The Shape of His Bones

“I have said before now that not only are our shadow governments fighting over ancient technologies, a buried resource more precious than oil, but that the end result of all this hidden diplomacy will be the awakening of dread Cthulhu, or some other such entity.”

“Listen, whatever this is,” I sighed, “it’s dead.”

“So’s Cthulhu.”

“Cthulhu’s not real. It’s just fiction. Something somebody wrote.”

“So are we.”

Not knowing how to respond to that, I glanced over at the angel, it’s broken wings held together by hidden wires, its palms turned upward. Even though I had done the reconstruction, I feel a little shock as I realize that the position of the arms and splayed fingers gives the unknown figure a posture of supplicating prayer, like a worshiper about to raise his hands to God.

“One of the lucky ones, on the day of wrath,” he said. “And I don’t think he’ll be all too happy with whoever wakes him from the nepenthe of dreamless dissolution to the memory of all which he has lost.”

“Look at him,” I pointed. “He’s fossilized.
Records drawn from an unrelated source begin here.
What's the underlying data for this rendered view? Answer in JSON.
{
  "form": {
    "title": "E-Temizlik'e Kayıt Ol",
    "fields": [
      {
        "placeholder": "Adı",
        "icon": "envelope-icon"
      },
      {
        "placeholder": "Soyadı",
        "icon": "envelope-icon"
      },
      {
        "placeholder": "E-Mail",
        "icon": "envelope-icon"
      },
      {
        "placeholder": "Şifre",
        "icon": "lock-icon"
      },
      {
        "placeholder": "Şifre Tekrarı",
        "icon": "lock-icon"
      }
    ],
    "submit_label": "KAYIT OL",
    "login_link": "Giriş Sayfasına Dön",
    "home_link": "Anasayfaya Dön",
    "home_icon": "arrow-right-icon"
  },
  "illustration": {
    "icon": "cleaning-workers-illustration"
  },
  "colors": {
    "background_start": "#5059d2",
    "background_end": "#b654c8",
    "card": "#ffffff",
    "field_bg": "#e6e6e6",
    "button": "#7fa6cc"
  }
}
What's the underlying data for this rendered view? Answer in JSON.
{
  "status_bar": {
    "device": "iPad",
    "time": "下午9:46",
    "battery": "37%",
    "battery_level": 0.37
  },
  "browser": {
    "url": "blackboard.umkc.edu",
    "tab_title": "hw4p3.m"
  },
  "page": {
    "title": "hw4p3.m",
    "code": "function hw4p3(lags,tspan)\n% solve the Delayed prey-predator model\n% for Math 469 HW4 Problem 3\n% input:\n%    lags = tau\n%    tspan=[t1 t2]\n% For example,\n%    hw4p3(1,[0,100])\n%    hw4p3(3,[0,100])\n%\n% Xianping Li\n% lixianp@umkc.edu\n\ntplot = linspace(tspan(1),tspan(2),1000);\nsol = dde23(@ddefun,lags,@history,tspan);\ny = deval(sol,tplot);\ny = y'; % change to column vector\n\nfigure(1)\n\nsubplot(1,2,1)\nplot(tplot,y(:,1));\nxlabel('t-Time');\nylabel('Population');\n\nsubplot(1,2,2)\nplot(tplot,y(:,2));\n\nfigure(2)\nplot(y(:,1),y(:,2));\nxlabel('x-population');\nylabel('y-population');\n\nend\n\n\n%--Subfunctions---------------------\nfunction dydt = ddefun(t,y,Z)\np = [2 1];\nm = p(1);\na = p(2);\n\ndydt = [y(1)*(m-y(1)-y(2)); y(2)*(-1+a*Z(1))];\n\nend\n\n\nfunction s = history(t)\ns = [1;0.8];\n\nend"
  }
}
There isn’t anything left but the shape of his bones.”

“And our minds to perceive it, and tell stories, and name it, and call it.” He sighed and sat down. “Look at those wings,” he went on. “It could never fly; not naturally. Look at it and tell me that’s a result of evolution.”

“I thought you didn’t believe in—”

“But you do. I’m a mathematician, and I don’t believe in one and a gazzilion chance meeting of another one and a trazzilion chance. And I’m enough of a philosopher to say that chance doesn’t become meaning. That thing is real, but not of nature. Look at it. It’s a thing from our mind, the connection of the human form with the avian, to signify and project some meaning onto the airy hosts which once ruled and devoured mankind. It’s closer to a sculpture than a fossil; it’s a fossil of what man once perceived of the invisible.”

I study the bones a bit.

“That’s always your problem,” I say. “You’ll have some deep insight, but you smother it in your phantasies. It’s really not natural, not evolution, is it?”